Трофим Тимофеевич всё дальше и дальше шагал по тропе. Внизу отдыхало море. Его голубизна теперь была ярче утреннего бирюзового неба.

Вот и мыс. Тенистая аллея из высоких кипарисов привела на опытную станцию, а спустя несколько минут Дорогин, сопровождаемый пожилым человеком, селекционером, которого до этого знал по рассказам Сидора Желнина, оказался в саду, удивившем и обрадовавшем северянина: молодые мандариновые деревца расстилались по земле! Точь-в-точь как яблони в Сибири!

— Да, эту форму кроны мы позаимствовали у сибиряков, — подтвердил селекционер. — И теперь застрахованы от невзгод. Если зимние морозы опять прорвутся на побережье — мы закроем стланцы полотнищами из двух слоёв марли…

Дорогин, сорвал листик с мандарина и положил в записную книжку, — Отвезу своей помощнице. Дочери.

2

Возвращаясь с курорта, Трофим Тимофеевич сошёл с поезда на одной из станций в Курской области. Осмотрелся. Кругом лежали груды битого кирпича, заросшие бурьяном; торчали рыжие печи с полуразвалившимися трубами. Лишь кое-где белели новые дома, уже не с соломенными, как прежде, а шиферными крышами. На месте вокзала, разрушенного бомбёжкой, каменщики возводили фундамент нового здания.

Дорогин купил на базаре варёную курицу и два помидора, прошёл в тополевую рощу и, расстелив газету на корнях дерева, сел завтракать.

С той минуты, как его нога ступила на эту опалённую войной землю, где всё ещё зияли воронки от тяжёлых бомб, он думал о лете 1943 года. Тысячи солдат проходили через рощу, останавливались на короткий привал; прислонив винтовки и автоматы к тополям, доставали сухари из походных мешков, банки с тушёным мясом, солёную кету; наскоро завтракали, запивая водой. Лето стояло знойное. Даже вечерами было душно… На суровых, как возмездие, состаренных гневом и жаркими ветрами, лицах солдат лежала дорожная пыль; выцветшие гимнастёрки пятнами взмокли и потемнели от пота. Может, вот под этим тополем отдыхал Анатолий, когда его часть двигалась к Курской дуге. Он не думал, что ему предстоит совершить только один путь — туда и что обратного — не будет.

Младший из сыновей родился в 1921 году, когда товарищ Анатолий, имя которого воспето в песнях и прославлено в сказаниях, ушёл из жизни…

Грохотал восемнадцатый год.

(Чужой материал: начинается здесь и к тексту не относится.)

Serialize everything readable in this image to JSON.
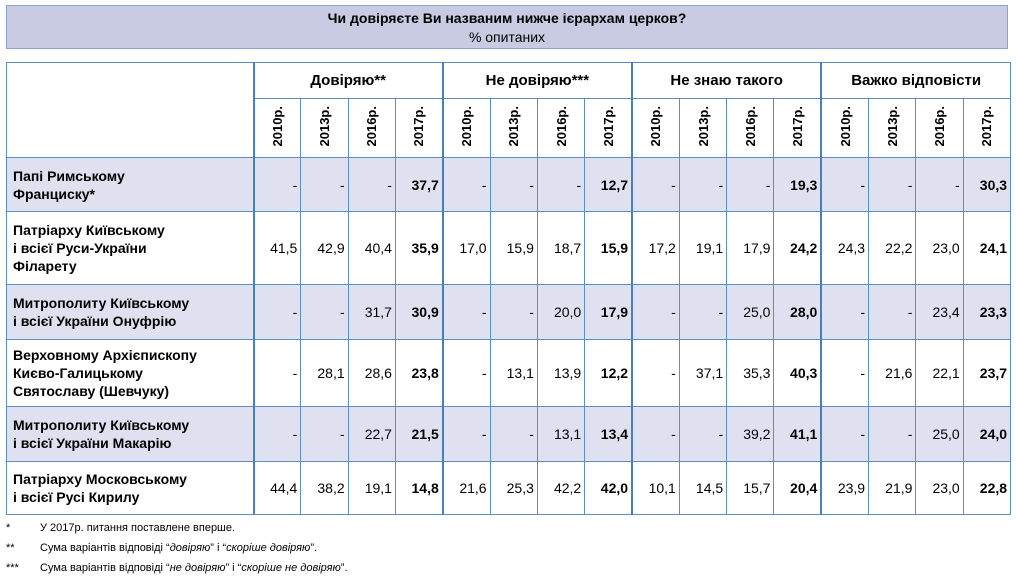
{
  "title": "Чи довіряєте Ви названим нижче ієрархам церков?",
  "subtitle": "% опитаних",
  "groups": [
    "Довіряю**",
    "Не довіряю***",
    "Не знаю такого",
    "Важко відповісти"
  ],
  "years": [
    "2010р.",
    "2013р.",
    "2016р.",
    "2017р."
  ],
  "rows": [
    {
      "label": [
        "Папі Римському",
        "Франциску*"
      ],
      "values": [
        "-",
        "-",
        "-",
        "37,7",
        "-",
        "-",
        "-",
        "12,7",
        "-",
        "-",
        "-",
        "19,3",
        "-",
        "-",
        "-",
        "30,3"
      ]
    },
    {
      "label": [
        "Патріарху Київському",
        "і всієї Руси-України",
        "Філарету"
      ],
      "values": [
        "41,5",
        "42,9",
        "40,4",
        "35,9",
        "17,0",
        "15,9",
        "18,7",
        "15,9",
        "17,2",
        "19,1",
        "17,9",
        "24,2",
        "24,3",
        "22,2",
        "23,0",
        "24,1"
      ]
    },
    {
      "label": [
        "Митрополиту Київському",
        "і всієї України Онуфрію"
      ],
      "values": [
        "-",
        "-",
        "31,7",
        "30,9",
        "-",
        "-",
        "20,0",
        "17,9",
        "-",
        "-",
        "25,0",
        "28,0",
        "-",
        "-",
        "23,4",
        "23,3"
      ]
    },
    {
      "label": [
        "Верховному Архієпископу",
        "Києво-Галицькому",
        "Святославу (Шевчуку)"
      ],
      "values": [
        "-",
        "28,1",
        "28,6",
        "23,8",
        "-",
        "13,1",
        "13,9",
        "12,2",
        "-",
        "37,1",
        "35,3",
        "40,3",
        "-",
        "21,6",
        "22,1",
        "23,7"
      ]
    },
    {
      "label": [
        "Митрополиту Київському",
        "і всієї України Макарію"
      ],
      "values": [
        "-",
        "-",
        "22,7",
        "21,5",
        "-",
        "-",
        "13,1",
        "13,4",
        "-",
        "-",
        "39,2",
        "41,1",
        "-",
        "-",
        "25,0",
        "24,0"
      ]
    },
    {
      "label": [
        "Патріарху Московському",
        "і всієї Русі Кирилу"
      ],
      "values": [
        "44,4",
        "38,2",
        "19,1",
        "14,8",
        "21,6",
        "25,3",
        "42,2",
        "42,0",
        "10,1",
        "14,5",
        "15,7",
        "20,4",
        "23,9",
        "21,9",
        "23,0",
        "22,8"
      ]
    }
  ],
  "footnotes": [
    {
      "mark": "*",
      "parts": [
        "У 2017р. питання поставлене вперше."
      ]
    },
    {
      "mark": "**",
      "parts": [
        "Сума варіантів відповіді “",
        "довіряю",
        "” і “",
        "скоріше довіряю",
        "”."
      ]
    },
    {
      "mark": "***",
      "parts": [
        "Сума варіантів відповіді “",
        "не довіряю",
        "” і “",
        "скоріше не довіряю",
        "”."
      ]
    }
  ]
}
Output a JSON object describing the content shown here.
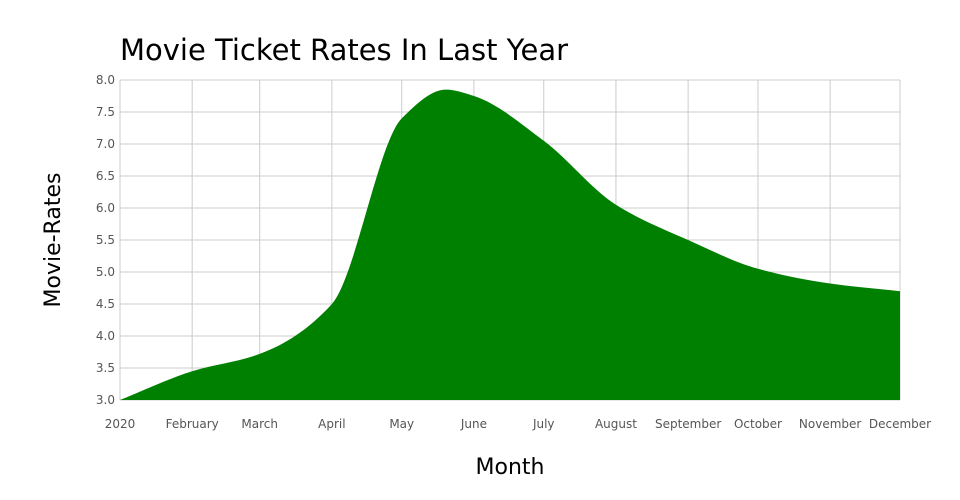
{
  "chart_data": {
    "type": "area",
    "title": "Movie Ticket Rates In Last Year",
    "xlabel": "Month",
    "ylabel": "Movie-Rates",
    "categories": [
      "2020",
      "February",
      "March",
      "April",
      "May",
      "June",
      "July",
      "August",
      "September",
      "October",
      "November",
      "December"
    ],
    "x": [
      "2020-01-01",
      "2020-02-01",
      "2020-03-01",
      "2020-04-01",
      "2020-05-01",
      "2020-06-01",
      "2020-07-01",
      "2020-08-01",
      "2020-09-01",
      "2020-10-01",
      "2020-11-01",
      "2020-12-01"
    ],
    "series": [
      {
        "x": [
          "2020-01-01",
          "2020-02-01",
          "2020-03-01",
          "2020-04-01",
          "2020-05-01",
          "2020-05-20",
          "2020-06-01",
          "2020-07-01",
          "2020-08-01",
          "2020-09-01",
          "2020-10-01",
          "2020-11-01",
          "2020-12-01"
        ],
        "values": [
          3.0,
          3.45,
          3.72,
          4.5,
          7.4,
          7.85,
          7.75,
          7.05,
          6.05,
          5.5,
          5.05,
          4.82,
          4.7
        ]
      }
    ],
    "ylim": [
      3.0,
      8.0
    ],
    "yticks": [
      "3.0",
      "3.5",
      "4.0",
      "4.5",
      "5.0",
      "5.5",
      "6.0",
      "6.5",
      "7.0",
      "7.5",
      "8.0"
    ],
    "grid": true,
    "colors": {
      "fill": "#008000",
      "grid": "#cccccc"
    }
  }
}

Кружились дикие вихри пожарищ. В городах, на станциях железных дорог полоскались чужеземные флаги. Чёрные ночи, простреливаемые одинокими выстрелами. Пылающие деревни, свист шомполов, стоны женщин, душераздирающие крики детей. Телеграфные столбы, превращённые в виселицы… И, при всём этом, светлая надежда в сердцах людей, вера в торжество правды.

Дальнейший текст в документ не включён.